In Arkansas, three legislators – including Representative Johnnie Roebuck (D), who serves as the House co-chair of the Arkansas Legislative Council's Higher Education Subcommittee, and Senator Sue Madison (D), the Senate co-chair of the Subcommittee – have formally requested that the Interim House Committee on Education "study the impact of for-profit institutions of higher education on Arkansas students."

In the request, they state "many for-profit institutions of higher education cost substantially more than state-supported and nonprofit institutions of higher education, leading to excessive debt burdens on students."  Additionally, "many students of for-profit institutions of higher education claim that the degree they earned is not enabling them to obtain employment in the field of study they trained in or is not transferrable to another institution of higher education."

To date, the House Education Committee has not taken up or calendared the request.

On August 17, New York Governor Andrew Cuomo (D) signed into law A.B. 7859 which eliminates the distinction between "licensed private schools" and "registered business schools."  The bill, which has numerous provisions of interest to non-degree schools in New York State, contains language restricting the amount of private loan payments that a school could receive on behalf of a student prior to their completing a program.  Accordingly, private loans less than $5,000 may be disbursed as a single disbursement regardless of course length.  Loans greater than $5,000 for a class term less than six months shall have "two equal disbursements" and loans greater than $5,000 for class terms greater than six months and less than one year will have "three equal disbursements."  The final of which will be release two-thirds of the way through the course term.  Four equal disbursements are required for a class term greater than one year.

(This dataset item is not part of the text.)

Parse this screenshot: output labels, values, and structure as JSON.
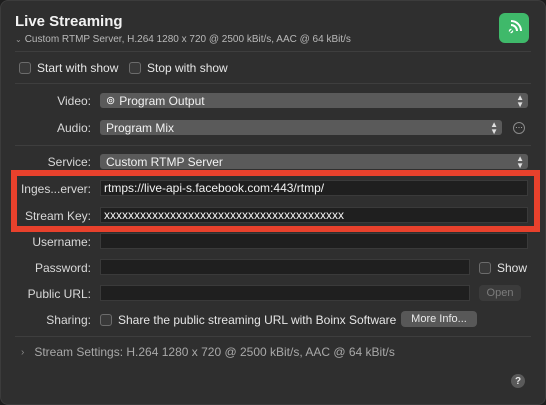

On the regulatory front, the Tennessee Higher Education Commission is currently discussing rule amendments concerning higher education institutions.  Of note, the proposed modifications would allow national accredited institutions to use the term "college" without an appropriate qualifier.  The proposal continues to restrict "traditional degrees," including A.A., A.S. and M.B.A., to regional accredited institutions, but adds new language that would authorize THEC to issue an exemption if "the institution has articulation agreements with two (2) regionally accredited institutions with physical locations in the Southeast region."